If I knew the young woman in the joke above and I thought her boyfriend was an awesome match for her, I would give her this advice— “Jane,” when you feel afraid of committing to marriage, try this: say to yourself, “I am committing to discovering how much joy and laughter I can experience with this person. I am committing to discovering what wonderful things the two of us can create together and that will fulfill us both. I am committing to discovering how much LOVE I can grow with this person.”

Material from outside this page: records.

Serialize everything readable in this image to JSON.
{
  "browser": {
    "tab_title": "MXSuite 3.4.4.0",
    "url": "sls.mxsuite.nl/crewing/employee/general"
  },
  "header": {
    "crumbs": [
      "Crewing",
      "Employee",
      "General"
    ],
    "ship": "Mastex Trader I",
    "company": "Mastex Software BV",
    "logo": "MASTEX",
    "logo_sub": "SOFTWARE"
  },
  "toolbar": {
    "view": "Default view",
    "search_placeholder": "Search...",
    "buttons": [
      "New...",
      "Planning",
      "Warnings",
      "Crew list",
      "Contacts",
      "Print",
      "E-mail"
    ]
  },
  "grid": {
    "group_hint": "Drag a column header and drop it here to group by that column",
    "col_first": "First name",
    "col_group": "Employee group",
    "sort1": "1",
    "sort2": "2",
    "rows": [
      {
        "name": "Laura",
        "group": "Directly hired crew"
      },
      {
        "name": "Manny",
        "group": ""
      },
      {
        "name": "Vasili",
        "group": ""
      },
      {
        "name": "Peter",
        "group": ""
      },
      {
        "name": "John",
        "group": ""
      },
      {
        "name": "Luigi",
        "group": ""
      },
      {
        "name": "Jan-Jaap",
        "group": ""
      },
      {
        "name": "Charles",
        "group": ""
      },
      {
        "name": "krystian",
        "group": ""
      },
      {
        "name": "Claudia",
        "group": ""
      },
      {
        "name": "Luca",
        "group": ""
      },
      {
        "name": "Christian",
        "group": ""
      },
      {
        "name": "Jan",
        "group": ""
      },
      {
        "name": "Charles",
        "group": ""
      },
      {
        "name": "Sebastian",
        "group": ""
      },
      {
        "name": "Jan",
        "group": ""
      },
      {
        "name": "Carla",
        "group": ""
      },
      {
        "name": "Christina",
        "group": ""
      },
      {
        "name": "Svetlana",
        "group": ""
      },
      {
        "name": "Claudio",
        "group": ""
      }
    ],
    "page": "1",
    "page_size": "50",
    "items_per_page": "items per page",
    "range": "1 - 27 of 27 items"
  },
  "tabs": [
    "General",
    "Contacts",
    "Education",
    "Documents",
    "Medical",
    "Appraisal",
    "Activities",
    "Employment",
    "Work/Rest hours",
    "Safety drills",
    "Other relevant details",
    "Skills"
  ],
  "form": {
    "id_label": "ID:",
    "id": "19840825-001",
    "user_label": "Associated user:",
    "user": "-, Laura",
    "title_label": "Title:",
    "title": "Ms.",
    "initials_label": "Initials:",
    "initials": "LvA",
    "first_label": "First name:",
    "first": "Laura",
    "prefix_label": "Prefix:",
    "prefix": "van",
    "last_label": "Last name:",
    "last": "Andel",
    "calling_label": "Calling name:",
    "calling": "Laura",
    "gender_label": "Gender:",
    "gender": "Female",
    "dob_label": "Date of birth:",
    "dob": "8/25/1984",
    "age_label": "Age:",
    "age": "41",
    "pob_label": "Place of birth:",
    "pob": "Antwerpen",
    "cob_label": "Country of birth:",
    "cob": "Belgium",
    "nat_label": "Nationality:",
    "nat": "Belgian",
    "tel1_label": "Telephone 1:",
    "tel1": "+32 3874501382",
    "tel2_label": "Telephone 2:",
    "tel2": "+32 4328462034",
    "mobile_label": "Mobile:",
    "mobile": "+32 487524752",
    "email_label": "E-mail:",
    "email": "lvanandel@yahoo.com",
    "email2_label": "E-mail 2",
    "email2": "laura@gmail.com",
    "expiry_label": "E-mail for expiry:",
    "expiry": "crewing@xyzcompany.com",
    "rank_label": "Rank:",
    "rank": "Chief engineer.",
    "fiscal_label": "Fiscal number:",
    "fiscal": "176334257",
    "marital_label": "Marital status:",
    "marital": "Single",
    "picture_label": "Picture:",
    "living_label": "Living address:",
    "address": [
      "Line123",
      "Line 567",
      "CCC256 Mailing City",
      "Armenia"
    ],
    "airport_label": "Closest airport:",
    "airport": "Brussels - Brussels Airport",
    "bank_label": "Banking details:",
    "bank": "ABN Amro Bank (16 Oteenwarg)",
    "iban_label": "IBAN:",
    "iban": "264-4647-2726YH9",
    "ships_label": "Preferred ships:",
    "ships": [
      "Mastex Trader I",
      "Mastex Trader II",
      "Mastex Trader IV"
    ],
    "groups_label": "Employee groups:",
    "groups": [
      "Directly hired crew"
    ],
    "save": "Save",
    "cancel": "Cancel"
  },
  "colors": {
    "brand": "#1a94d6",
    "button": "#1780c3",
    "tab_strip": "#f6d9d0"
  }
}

And if “Jane” were a problem drinker and we both agreed alcohol was a terrible match for her, I would give her the same advice. I would say— “Jane,” when you feel afraid of committing to life without alcohol, try this: say to yourself, “I am committing myself to discover the best me who has been hiding under the veil of alcohol and/or drugs. I am committing myself to discover how much health I can feel in my body. I am committing myself to discover how much joy and LOVE I can find with life.”

Forget the small stuff—commit to the bigger picture. Commit yourself to discovering/uncovering the best of life, the best of you.